Jake Lassiter, number fifty-eight, placed on waivers, emotionally unable to perform. Refuses to hit and run. Welcome to the grown-up world, Lassiter. I'm almost proud of you, buddy.
"Look, I don't mean to be rude," I said, "but I've got other things on my mind besides your relationship with Pam."
"Such as?"
"Where's Max?"
She shrugged.
"I mean, if he's following you around, maybe I ought to find my Louisville Slugger, get ready-"
"I told him not to bother you again," Bobbie said.
"How considerate. Did you tell him not to bother Alex Rodriguez?"
She looked puzzled, so I told her. She kept shaking her head and biting her lower lip. "What time did it happen?"
"ME says between noon and three p.m. yesterday." Bobbie let her face relax. "Max was in the office all afternoon. He drove me back from Key Biscayne after your…disagreement, and we worked all day."
"Who else was there?"
"Just the two of us."
"Uh-huh."
"You don't believe me."
"No. I think you're covering for him."
"Max would have no reason to kill the cop."
"Really? Who would he have reason to kill?" She didn't answer. "Let's play a little name association game," I said. "Marsha Diamond."
"What about her?"
"You tell me, Bobbie."
"She belonged to Compu-Mate. You know that."

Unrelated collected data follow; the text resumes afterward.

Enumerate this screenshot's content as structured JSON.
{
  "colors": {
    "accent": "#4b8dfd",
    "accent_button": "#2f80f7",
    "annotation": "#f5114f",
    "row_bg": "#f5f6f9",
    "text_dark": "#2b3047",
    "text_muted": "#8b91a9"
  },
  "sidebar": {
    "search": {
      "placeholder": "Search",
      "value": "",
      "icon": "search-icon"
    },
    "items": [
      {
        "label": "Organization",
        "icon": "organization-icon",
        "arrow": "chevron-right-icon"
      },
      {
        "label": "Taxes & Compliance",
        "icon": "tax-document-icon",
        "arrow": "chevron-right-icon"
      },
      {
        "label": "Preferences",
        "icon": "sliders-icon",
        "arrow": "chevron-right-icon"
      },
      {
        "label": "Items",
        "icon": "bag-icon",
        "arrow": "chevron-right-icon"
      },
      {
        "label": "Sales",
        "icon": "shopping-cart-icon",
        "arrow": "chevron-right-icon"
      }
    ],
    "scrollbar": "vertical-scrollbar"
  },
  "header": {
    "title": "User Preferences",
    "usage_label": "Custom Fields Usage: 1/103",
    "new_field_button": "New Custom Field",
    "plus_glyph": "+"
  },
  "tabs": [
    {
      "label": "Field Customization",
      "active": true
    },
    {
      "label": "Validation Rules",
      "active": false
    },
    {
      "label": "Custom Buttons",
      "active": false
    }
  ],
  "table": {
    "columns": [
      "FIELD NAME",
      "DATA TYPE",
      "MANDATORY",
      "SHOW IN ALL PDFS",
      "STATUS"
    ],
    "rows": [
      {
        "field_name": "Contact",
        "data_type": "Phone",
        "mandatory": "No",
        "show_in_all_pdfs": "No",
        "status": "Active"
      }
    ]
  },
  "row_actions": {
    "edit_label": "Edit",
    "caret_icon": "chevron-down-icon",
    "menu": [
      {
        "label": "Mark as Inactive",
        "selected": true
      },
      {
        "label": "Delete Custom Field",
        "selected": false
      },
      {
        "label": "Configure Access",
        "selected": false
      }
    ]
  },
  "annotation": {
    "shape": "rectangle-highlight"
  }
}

"Ever make love with her?"
"No!"
"Never shared her bed, had that something special you had with Pam?"
"No! We never met. I've already told you." When a witness starts to open up, keep the questions coming, short and sweet. Process the information later. "Mary Rosedahl."
The long, black lashes fluttered. "She was so lovely. Bisexual since her teens. We were together off an
d on. I was shocked when she was killed."
"Priscilla Fox."
"She wanted to experiment, that's all. Very adventurous. A one-nighter. We laughed about it. She was so full of life. It's awful what happened."
"Alex Rodriguez."
"The flatfoot! Give me a break. Except for a vice cop when I was a kid, I never-"
"Where were you married and when?"
"Miami Beach, three years ago, August third."
"So why doesn't Dade County have a record of the marriage license?"
"I don't know. Max handled all that."
"What's your maiden name?"
"Why?"
"What is it?"
She stood and walked to the wall. She was staring at a poster of a Hawaiian kid doing a three-hundred-sixty-degree flip on a sail-board. Either she was fascinated with aerodynamics or she was thinking.
"St. Simeon," she said. "Roberta St. Simeon."
"Unusual name."
"I'm an unusual person."
"If I ran that name through the Metro computer, what little shocks would I get?"
She turned back to me. "How easily do you shock?"
I didn't answer. I just sat there studying her. For once, she wasn't trying to be provocative. No risque jokes, no limericks. Something was bothering her. And me. If I could only draw the two bothers together.
"Was there really a Simeon who was a saint?" I asked.
"I'm told there was. A monk who lived on top of a pillar, just praying and praying, denying all flesh."
That almost made me laugh. Life is more pleasurable if you develop a sense of irony.
"Saint Simeon," I said, the name tickling my mind.
"Saint Simeon," she repeated.
"There's a name for it, isn't there, an ascetic monk who lives atop a column or pillar."
"I believe there is."
"What is it?"
"Can't remember," she shot back, too quickly to have tried.
Something was there, creeping around the shadows of my mind. I wanted to open a book, but what book?
"Well," she said, "if the interrogation is over, perhaps I should leave."
I didn't try to stop her.
She gathered herself in the way women do before making an exit.